L’Afrique du Sud a décidé d’imposer des droits antidumping élevés sur les importations d’acier de construction en provenance de Chine et de Thaïlande, dans un contexte de pression accrue sur les producteurs locaux.
L’Afrique du Sud renforce son arsenal commercial pour protéger son industrie sidérurgique. Selon un avis officiel publié le 19 mars, les produits importés depuis la Chine sont désormais taxés à hauteur de 74,98 %, contre 20,32 % pour ceux en provenance de Thaïlande. Une décision qui marque un net durcissement après l’instauration, en 2024, de droits provisoires déjà significatifs.
Cette mesure intervient après une enquête menée par l’International Trade Administration Commission (ITAC), qui a mis en évidence une multiplication par 19 des importations d’acier de construction en 2023/2024.
Une riposte face à un afflux massif d’acier à bas coût
Au total, près de 28 800 tonnes ont été écoulées sur le marché sud-africain, à des prix jugés inférieurs à leur valeur réelle. Résultat : une pression accrue sur l’ensemble de la chaîne locale, des producteurs d’acier aux transformateurs de minerai de fer. L’enquête conclut à un « préjudice important » pour l’industrie nationale, fragilisée par cette concurrence jugée déloyale.

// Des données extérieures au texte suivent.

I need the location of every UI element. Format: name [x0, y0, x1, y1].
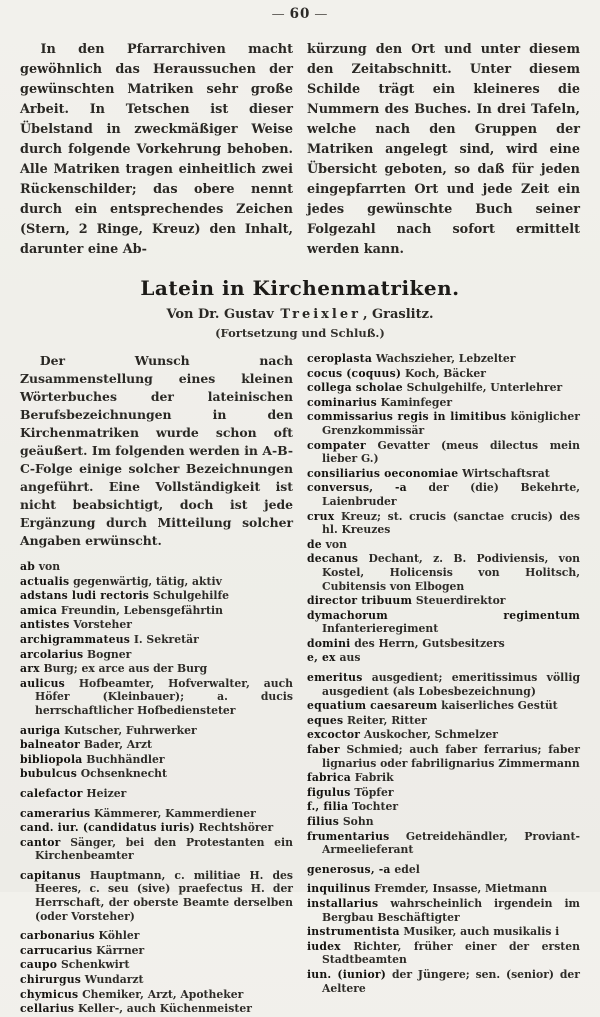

Au-delà de la concurrence étrangère, le secteur sidérurgique sud-africain fait face à des défis structurels, notamment la hausse des coûts de l’électricité. Ces contraintes ont conduit à des réductions d’activité et des suppressions d’emplois.
Symbole de ces difficultés, la filiale locale du géant mondial ArcelorMittal a annoncé en 2025 son intention de cesser ses activités dans l’acier long, segment clé pour le BTP. Des discussions sont en cours avec les autorités pour tenter de préserver cette activité stratégique.
Un protectionnisme assumé
Avec ces droits antidumping, valables pour une durée de cinq ans, Pretoria envoie un signal clair : défendre son industrie face aux distorsions de marché. Cette décision, validée par le ministre du Commerce Parks Tau, s’inscrit dans une stratégie plus large visant à préserver les capacités industrielles locales et à soutenir la compétitivité du secteur. Par S.A.